Amy Rockwood and Chris Datsikas Win Student Design Competition Award

Students Chris Datsikas and Amy Rockwood took third place last week in the Biomedical Engineering Society’s Student Design Competition, held in Tampa, Fla.

Datsikas, a senior electrical engineering major, and Rockwood, a senior mechanical engineering major developed CardiSim, a novel simulation platform for training healthcare providers to effectively use an external pacemaker in treating life-threatening cardiac events. A temporary external pacemaker is used to treat arrhythmia in post-operative patients who come out of open-heart surgery. However, there is no appropriate training platform for it. The current standard of education involves lectures, which lack dynamic-real time feedback. The alternative is training on real patients, Datsikas said, which puts them at risk. CardiSim, which they developed in the John Klingenstein ’50 Design Lab in the Center for Engineering Innovation and Design, is designed to fill the gap in training methods.
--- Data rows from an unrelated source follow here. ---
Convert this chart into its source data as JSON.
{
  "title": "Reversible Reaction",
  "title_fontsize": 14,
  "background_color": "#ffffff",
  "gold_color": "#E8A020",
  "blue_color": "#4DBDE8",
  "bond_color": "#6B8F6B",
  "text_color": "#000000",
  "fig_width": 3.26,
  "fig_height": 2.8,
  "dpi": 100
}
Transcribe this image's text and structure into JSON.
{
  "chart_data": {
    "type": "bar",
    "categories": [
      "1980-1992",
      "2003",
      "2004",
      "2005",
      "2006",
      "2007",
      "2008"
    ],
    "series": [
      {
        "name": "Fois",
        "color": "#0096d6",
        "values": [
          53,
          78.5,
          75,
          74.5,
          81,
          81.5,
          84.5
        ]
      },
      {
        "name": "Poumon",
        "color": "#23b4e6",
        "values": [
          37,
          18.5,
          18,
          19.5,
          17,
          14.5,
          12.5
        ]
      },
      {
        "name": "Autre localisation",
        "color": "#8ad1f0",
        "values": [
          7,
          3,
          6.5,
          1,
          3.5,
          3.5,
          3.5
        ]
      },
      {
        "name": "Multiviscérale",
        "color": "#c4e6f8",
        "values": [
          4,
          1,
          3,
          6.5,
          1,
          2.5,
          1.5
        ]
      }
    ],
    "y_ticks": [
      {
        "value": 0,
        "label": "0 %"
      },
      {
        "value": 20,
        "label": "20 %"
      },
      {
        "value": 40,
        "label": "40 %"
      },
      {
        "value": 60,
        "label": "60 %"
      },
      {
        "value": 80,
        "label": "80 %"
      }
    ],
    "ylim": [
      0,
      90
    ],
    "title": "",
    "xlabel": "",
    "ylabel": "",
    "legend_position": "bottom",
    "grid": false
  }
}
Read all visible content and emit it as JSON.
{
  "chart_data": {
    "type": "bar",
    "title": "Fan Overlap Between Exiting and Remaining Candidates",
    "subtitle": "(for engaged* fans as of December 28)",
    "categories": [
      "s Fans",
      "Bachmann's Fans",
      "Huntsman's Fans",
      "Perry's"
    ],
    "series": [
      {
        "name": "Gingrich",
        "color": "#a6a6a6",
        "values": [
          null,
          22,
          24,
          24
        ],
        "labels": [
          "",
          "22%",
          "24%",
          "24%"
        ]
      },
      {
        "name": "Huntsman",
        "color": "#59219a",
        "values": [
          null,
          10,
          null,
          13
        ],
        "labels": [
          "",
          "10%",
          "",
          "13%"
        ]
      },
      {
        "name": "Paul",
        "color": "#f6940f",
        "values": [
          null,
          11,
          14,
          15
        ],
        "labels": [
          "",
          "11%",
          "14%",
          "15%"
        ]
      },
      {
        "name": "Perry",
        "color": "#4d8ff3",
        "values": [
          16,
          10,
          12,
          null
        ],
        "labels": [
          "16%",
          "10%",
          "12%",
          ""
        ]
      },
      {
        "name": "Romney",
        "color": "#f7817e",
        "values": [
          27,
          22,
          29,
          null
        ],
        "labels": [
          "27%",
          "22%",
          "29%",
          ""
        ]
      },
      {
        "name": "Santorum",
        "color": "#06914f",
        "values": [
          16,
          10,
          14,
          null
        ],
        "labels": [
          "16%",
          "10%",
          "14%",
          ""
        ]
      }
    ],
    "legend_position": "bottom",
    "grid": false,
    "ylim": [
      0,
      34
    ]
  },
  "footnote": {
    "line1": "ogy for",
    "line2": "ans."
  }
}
The project began as part of the Medical Device Design & Innovation course last fall and has been a collaboration between SEAS, Yale-New Haven Hosptial, and the SYN:APSE Simulation Center at Yale-New Haven Hospital, where they worked with physician mentor Dr. Stephanie Sudikoff. Future work involves doing official user trials at the hospital.

Dr. Jean Zheng, who co-teaches Medical Device Design with Dr. Joe Zinter, said the work of Rockwood and Datsikas was a great way to represent the course.

"Joe and I are very proud," she said. "This project was a good fit for the competition. It was the first year that they were doing a student design competition, and this year it was with a focus on instrumentation."